A questions we often get requested is “who is responsible for what inside Kubernetes?” Whilst the answer really depends on your organizational structure and how segmented your teams are, I will portray the most common structure we see.
In general, there are 4 roles that span the operational obligations of managing Kubernetes: the Infrastructure Team (for on-premises deployments), the Cloud/Platform Team, the DevOps Team, and Developers.
The infrastructure team only exists if you are using on-premises hardware, as somebody needs to handle the physical server/storage/networking equipment.
The Cloud/Platform team is responsible for the creation, upgrading, and scaling of Kubernetes / Docker Clusters. It is also responsible for triaging any performance or availability issues that arise with the platform (but not the applications). Fundamentally, it holds the internal OLA to ensure the system delivers acceptable SLAs.
The Cloud Platform team is responsible for:
- creating any automation for the deployment and configuration of the clusters (Infrastructure as Code),
- ensuring the platform complies with internal security requirements/policies (such as authentication, activity logging, policy brokers, and configuring position-based entry control).
- And, as the holders of the “cluster-admin” privilege, they also install any DevOps tooling that is required using this privilege, including tools such as Portainer, and any other observability, logging, and entry tooling.
Combined, the Infrastructure Team and the Cloud Platform team are commonly known as the “Ops” Team.
The DevOps team is responsible for
- getting (and keeping) applications operating in manufacturing and non-manufacturing environments. This often includes writing (or at least helping) the dockerfiles that create container images from developer code.
- They create the application deployment manifests, and are the people that configure any CI/CD automation pipelines that ensure the application is constructed and deployed as anticipated.

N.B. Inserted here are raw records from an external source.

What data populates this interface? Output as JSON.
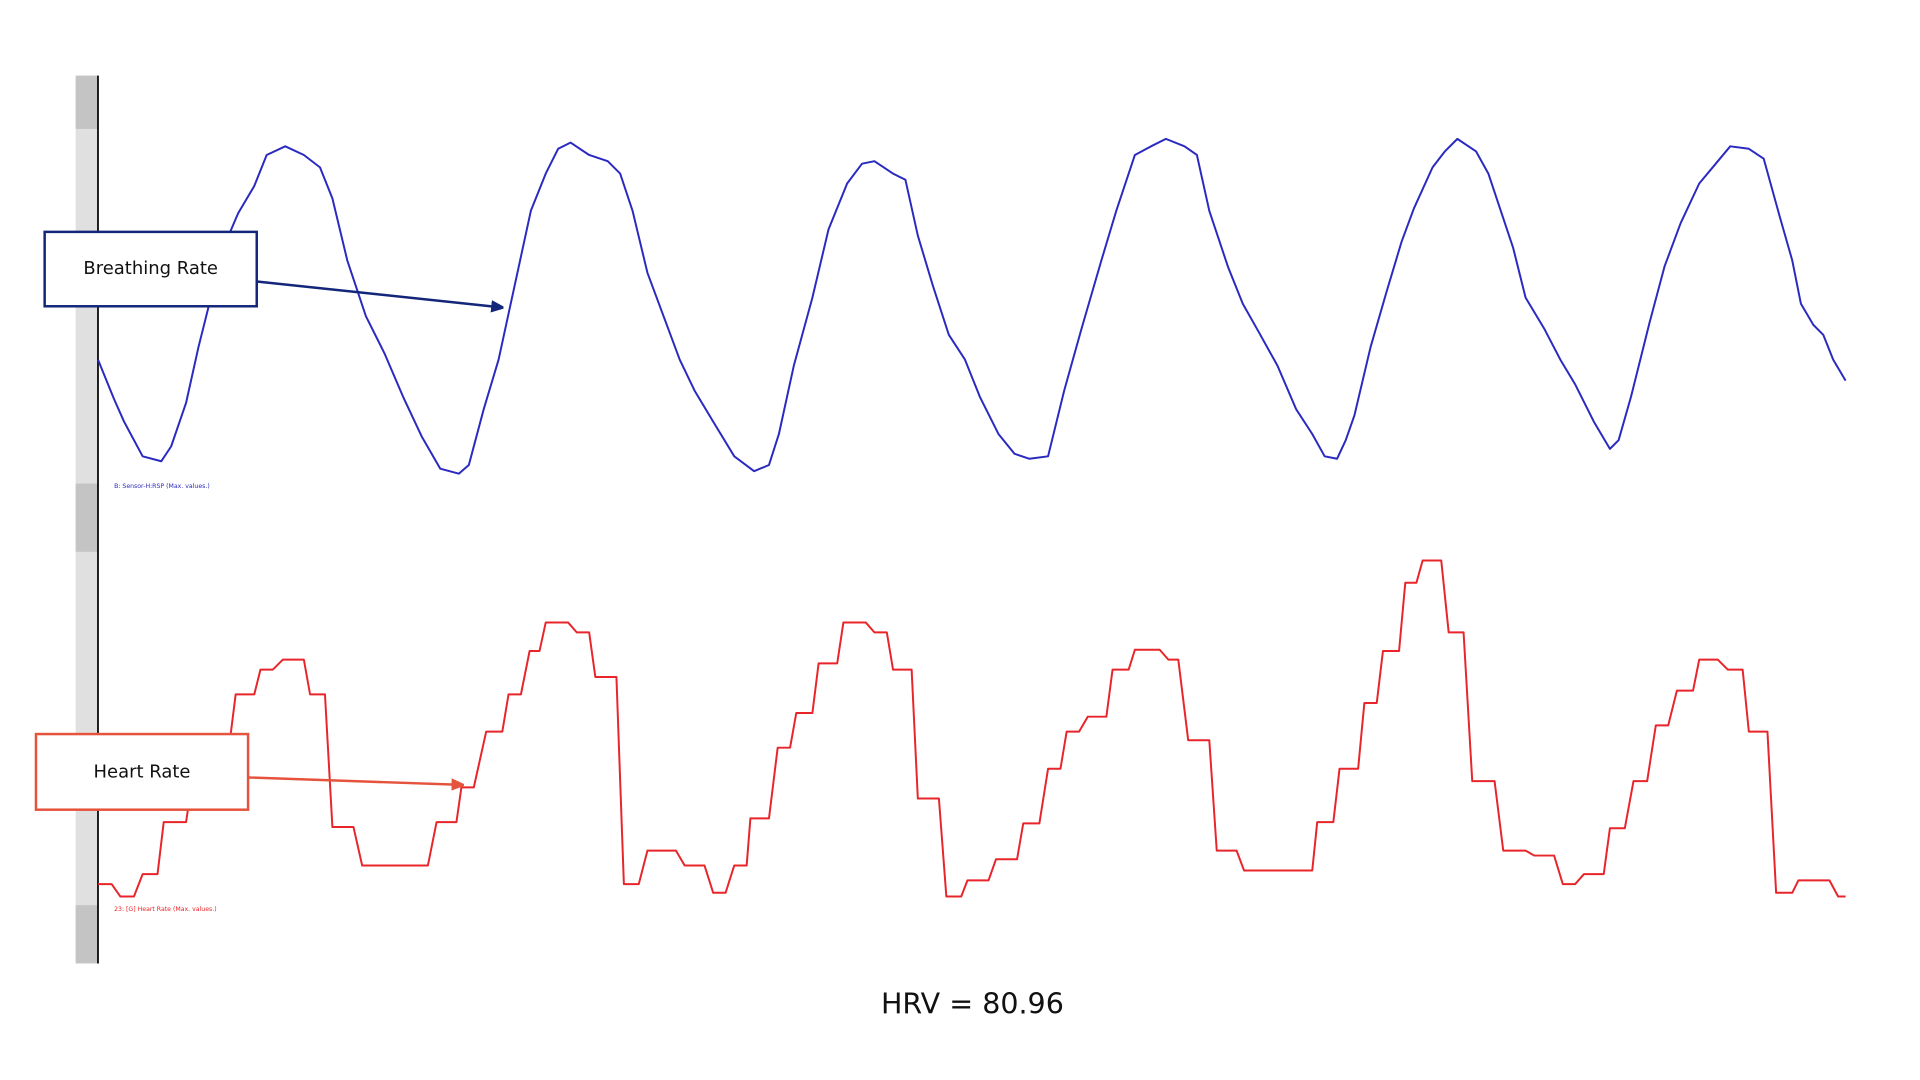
{
  "annotations": {
    "breathing": "Breathing Rate",
    "heart": "Heart Rate"
  },
  "signals": {
    "respiration_label": "B: Sensor-H:RSP (Max. values.)",
    "heart_rate_label": "23: [G] Heart Rate (Max. values.)"
  },
  "footer": {
    "hrv": "HRV = 80.96"
  }
}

- They are generally the team that is on call to support any issues with the applications in manufacturing. They need to be able to triage application performance and availability issues and so are consumers of observability and logging tools that run in the cluster.

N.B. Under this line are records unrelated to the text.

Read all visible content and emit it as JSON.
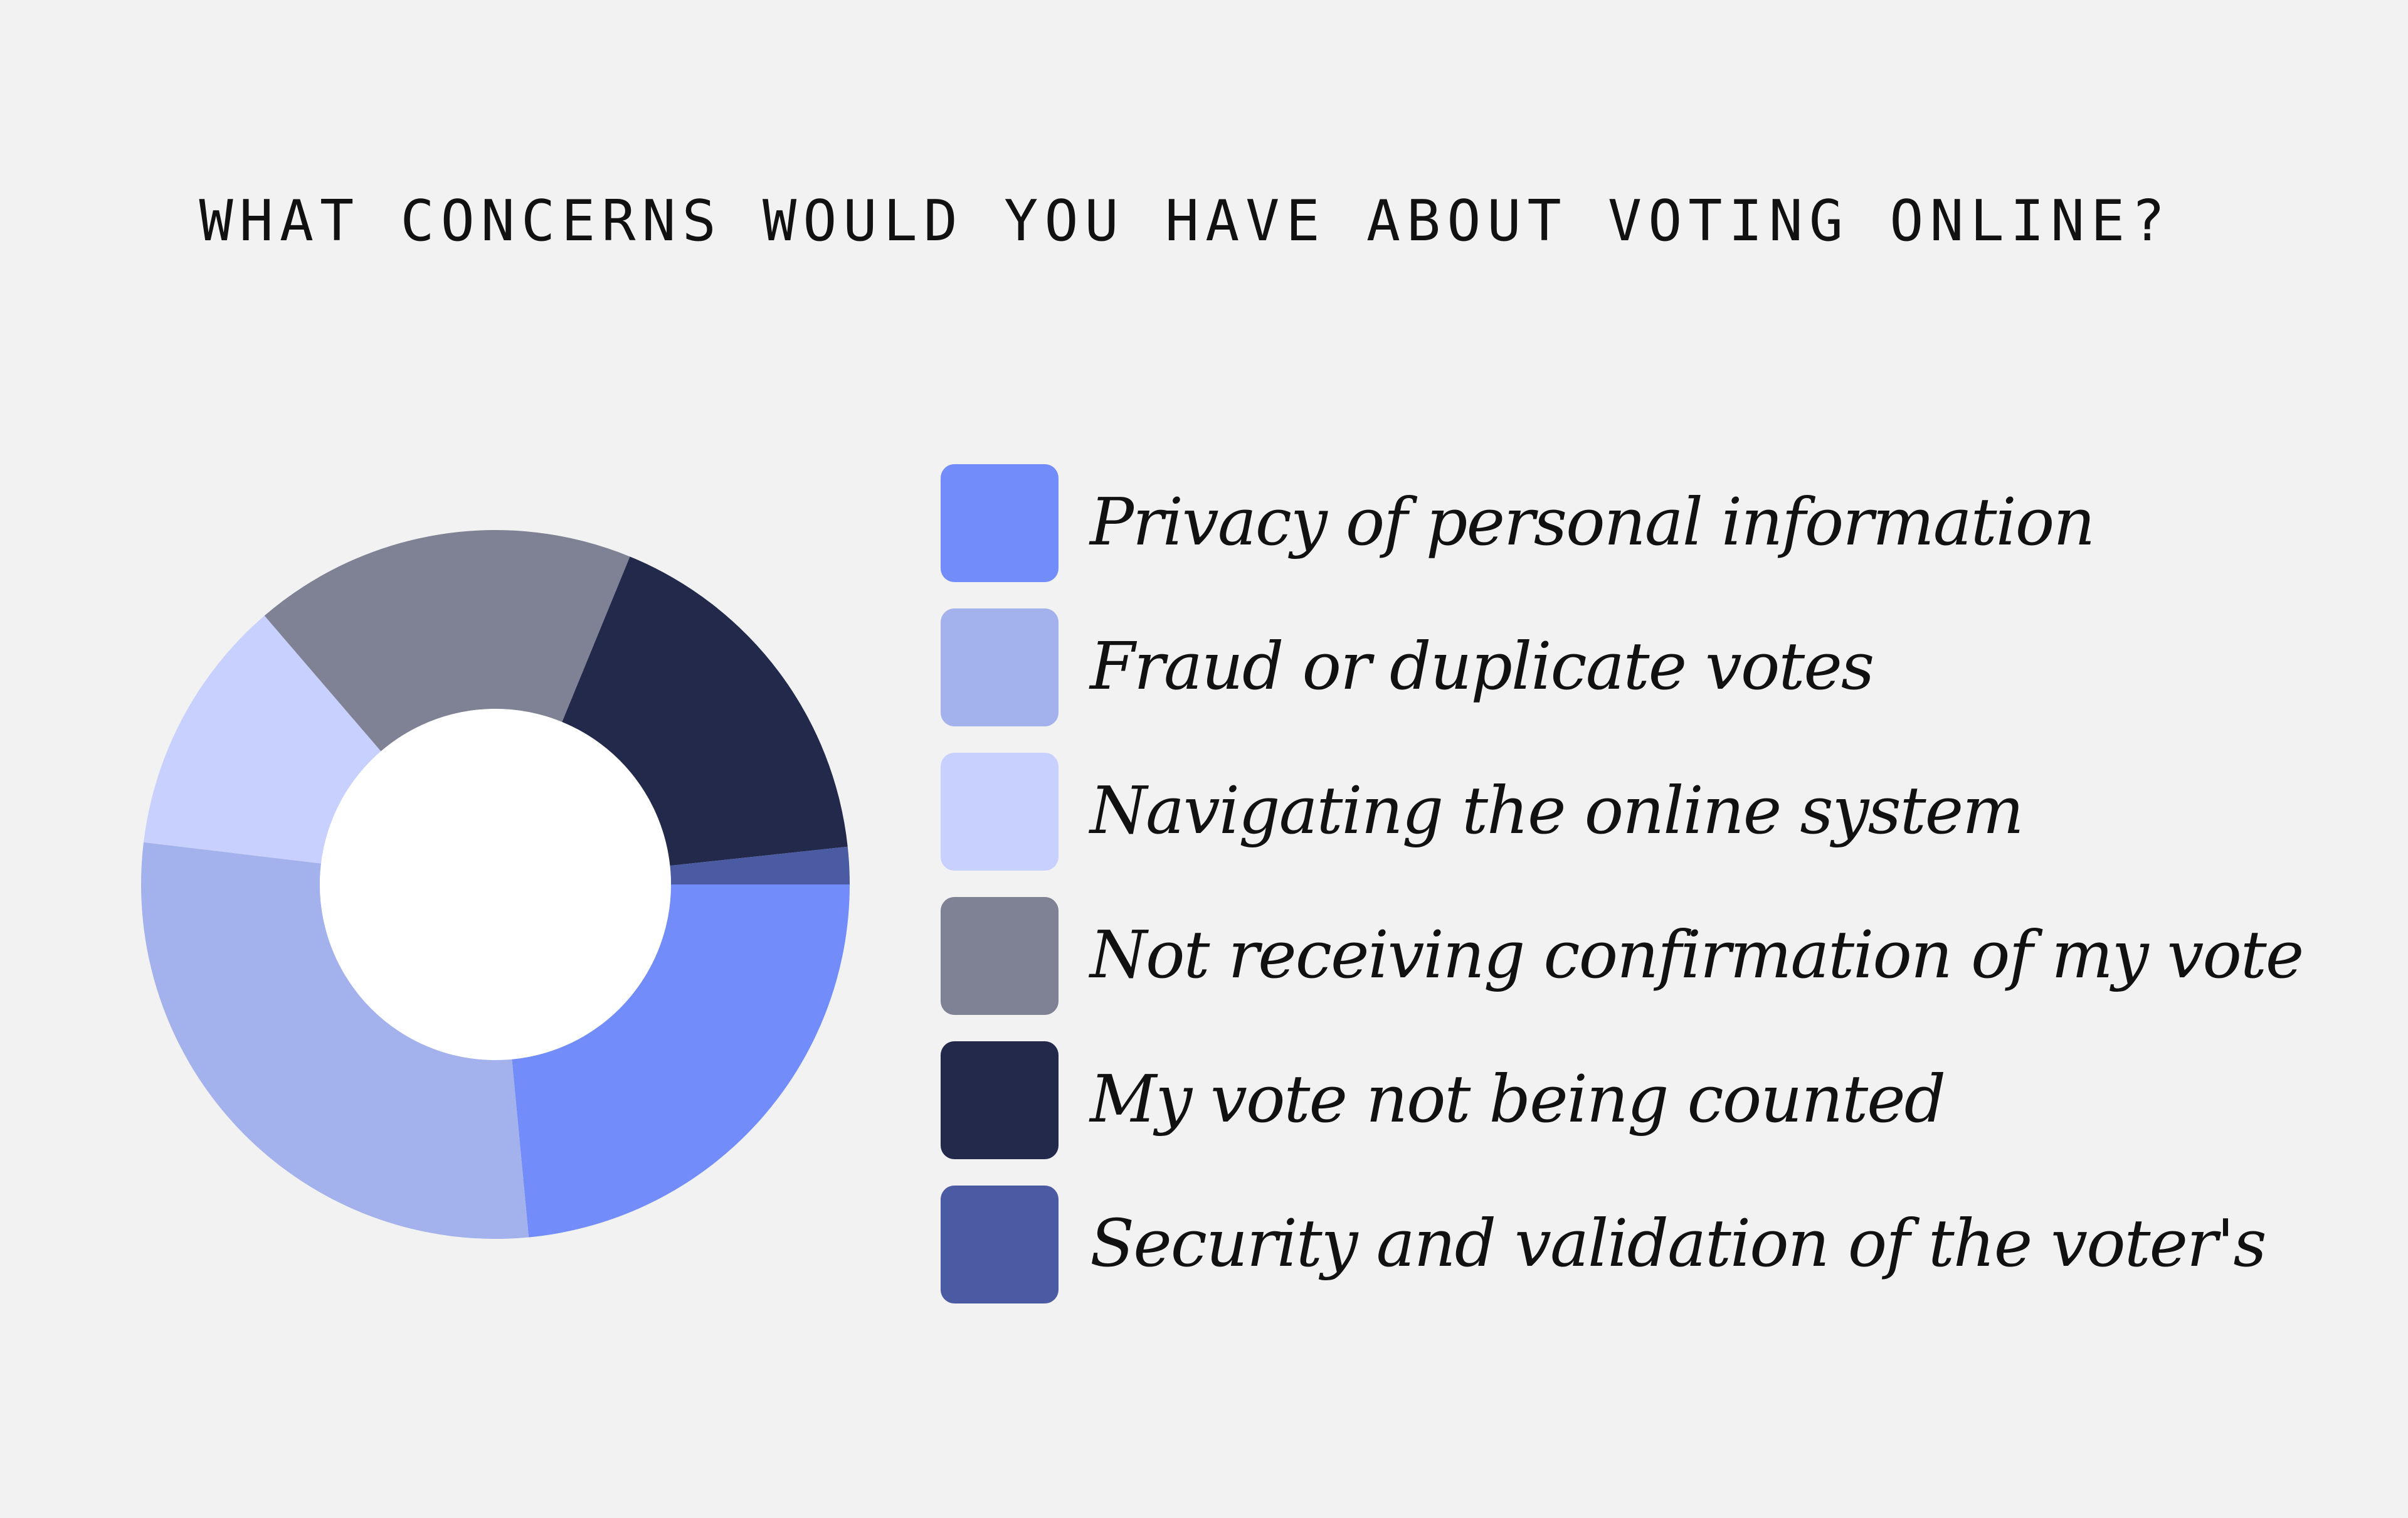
{
  "chart_data": {
    "type": "pie",
    "title": "WHAT CONCERNS WOULD YOU HAVE ABOUT VOTING ONLINE?",
    "categories": [
      "Privacy of personal information",
      "Fraud or duplicate votes",
      "Navigating the online system",
      "Not receiving confirmation of my vote",
      "My vote not being counted",
      "Security and validation of the voter's"
    ],
    "values": [
      23.5,
      28.4,
      11.8,
      17.5,
      17.1,
      1.7
    ],
    "colors": [
      "#728cfa",
      "#a3b1ec",
      "#c8d1fd",
      "#7f8194",
      "#22294b",
      "#4a5aa3"
    ],
    "legend_placement": "right",
    "hole_color": "#ffffff"
  }
}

The Dev team is responsible for
- writing the application code and testing the code works regionally on their development environments,
- creating dockerfiles and native deployment manifests (compose files). They are also consumers of the CI/CD pipelines through automated image builds for their dedicated code.
- supporting their applications in manufacturing.
Combined, the Devs and DevOps teams are often known as the “Development” team.
For larger organisations, there is also likely an SRE team, whose sole focus is to improve the system reliability through continuous improvements, either by recommending adjustments to deployment configurations, implementing more reliable rolling update policies, monitoring load distribution and multi-geo deployments etc. When an SRE team is in play, they are the team ultimately responsible for application performance and availability.
For smaller organisations, it’s common for the Infrastructure Team, the Cloud/Platform Team, and the DevOps team to be 1 and the same group of people.
So, this is the most common structure we see most often in organizations today… but is it a panacea? Only time will inform. One thing is for sure though, where your organization obtains differentiated value from your digital assets (customer facing software), you should have your Devs focussed on improving software, not operating the platform that the apps run on.